Source: The Mercury. Published on February 17 2012 . By Lungelo Mkamba
Fed up with “unfair” and “unlawful” treatment by the Department of Home Affairs, about 400 Congolese nationals protested and toyi-toyied at the Durban City Hall yesterday. They had a memorandum addressed to mayor James Nxumalo.
Emmanuel Emmix, a spokesman for the Congolese community, said arrests – which Home Affairs in Moore Road have been making since November – were unlawful. The most recent arrests were of two people on Wednesday.

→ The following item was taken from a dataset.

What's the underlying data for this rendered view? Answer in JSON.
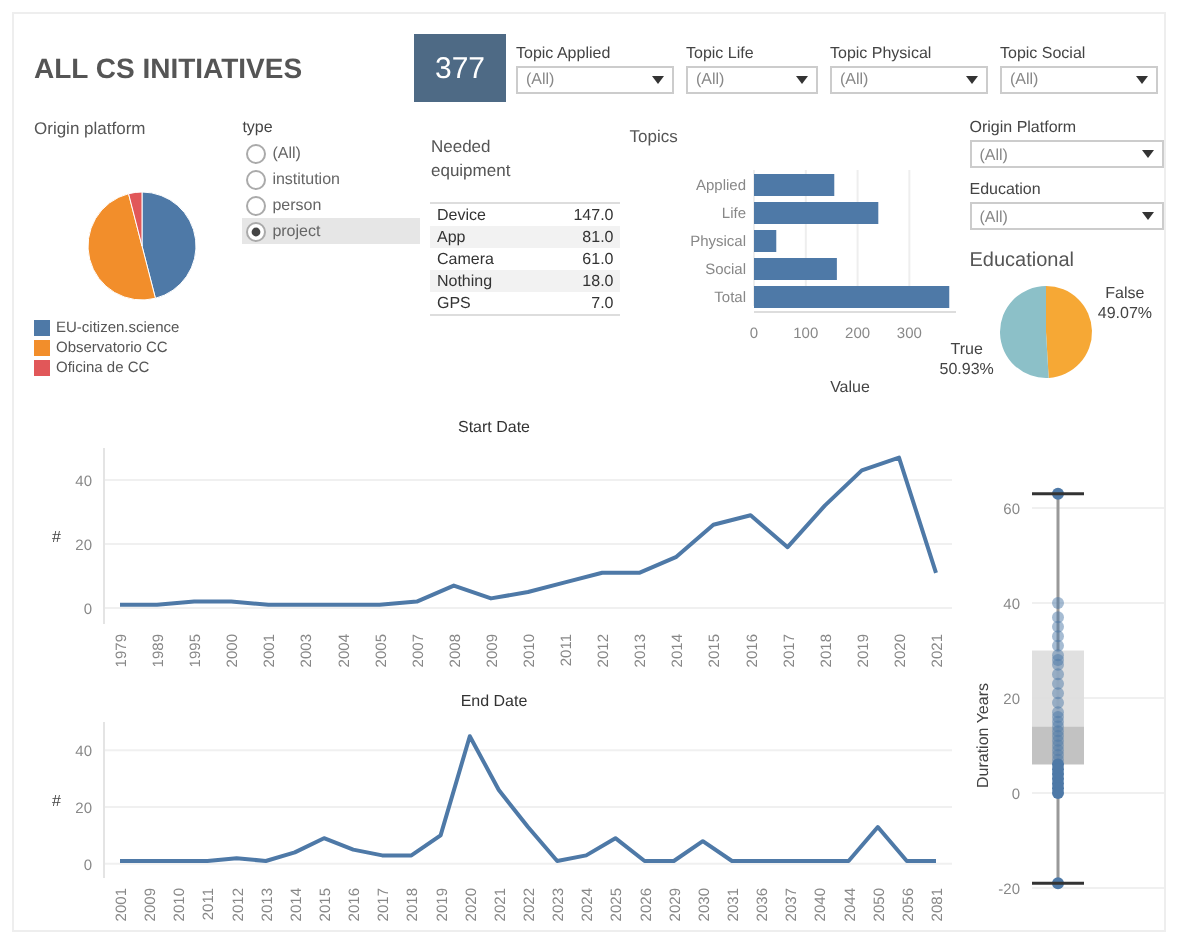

“We have been quiet for too long. It is time we took action and approached the mayor to help us. We really do not understand why people are being treated unfairly,” he said.
“Today (yesterday) we made our children miss school because this affects them as well.”
According to Emmix, the biggest concern they had with Home Affairs was when trying to renew their permits to be in the city and country.
“The officials ask us for bribes of R7 000 or they arrest and deport you. If one does not have that money then deportation is imminent.”
The protesters sang songs and toyi-toyied peacefully, monitored by police. Some of the posters read: “Where is the human rights? Our country (Congo) is not safe. Where is the Ubuntu? Let’s find a solution peacefully.”
According to the memorandum, which was received by Belinda Mhlongo of the municipality, the people are afraid to go back to Congo.
“Being deported is equal to death by the ruler (Joseph Kabila),” said Emmix. “The army is killing people as people kill mosquitoes. We appeal to the mayor to find a solution to the problem of the arrests.”
Municipal spokeswoman Sindy Mtolo said the protesters’ issues would be taken up with the Department of Foreign Affairs “based on memorandums of understanding and in terms of relationships with their country”.
Home Affairs spokesperson, Manusha Pillai, had not got back to the Mercury with a comment by late yesterday.